Dans son édition datée du 24 décembre, le quotidien du soir donne sur le sujet la parole à Alain Grand, professeur à la faculté de médecine de Toulouse, et Étienne Caniard, président de la Mutualité Française. Tous deux s’accordent à dire que le mouvement actuel des médecins traduit un malaise profond de la profession. Le premier lit le projet de loi de santé dans un contexte de dérapage des dépenses publiques de santé et de leur nécessaire maîtrise. Pour Alain Grand, les pouvoirs publics tentent de contraindre « des dépenses dont la croissance paraît toutefois inéluctable », multipliant à cet effet des « mesures qui portent sur l’offre de soins et qui suscitent l’irritation grandissante des professionnels ». Il voit une traduction de ces mesures tarifaires dans la « contention de l’offre » : le numerus clausus, en d’autres termes.
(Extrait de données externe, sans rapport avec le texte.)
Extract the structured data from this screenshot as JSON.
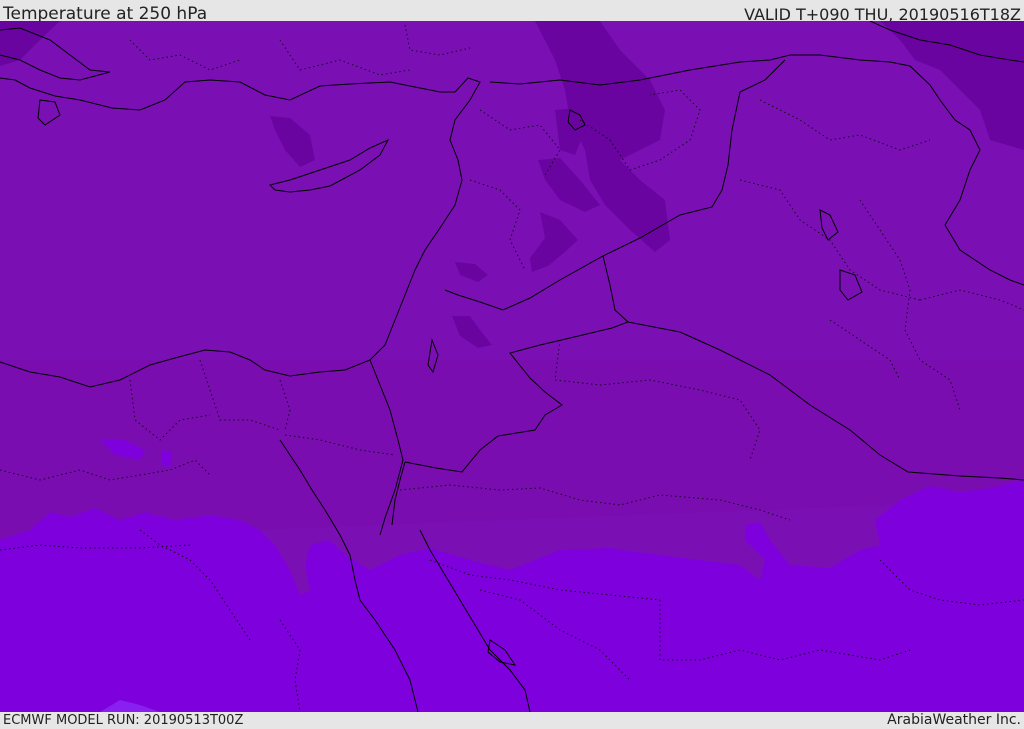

Selon lui, « l’application sans faille du numerus clausus s’est traduite par une stabilisation et même une légère régression de la densité médicale ». Ainsi, il considère que « la généralisation du tiers payant (…) risque donc de se révéler inopérante si rien n’est fait pour améliorer l’accès aux soins qui se dégrade chaque jour davantage : délais excessifs d’attente pour les consultations médicales, dépassements d’honoraires prohibitifs, saturation des urgences, renoncement aux soins ». En somme, outre la rémunération des actes et la généralisation du tiers payant, le débat public devrait porter sur les moyens de pallier au « rationnement des soins induit par la raréfaction de la ressource médicale ».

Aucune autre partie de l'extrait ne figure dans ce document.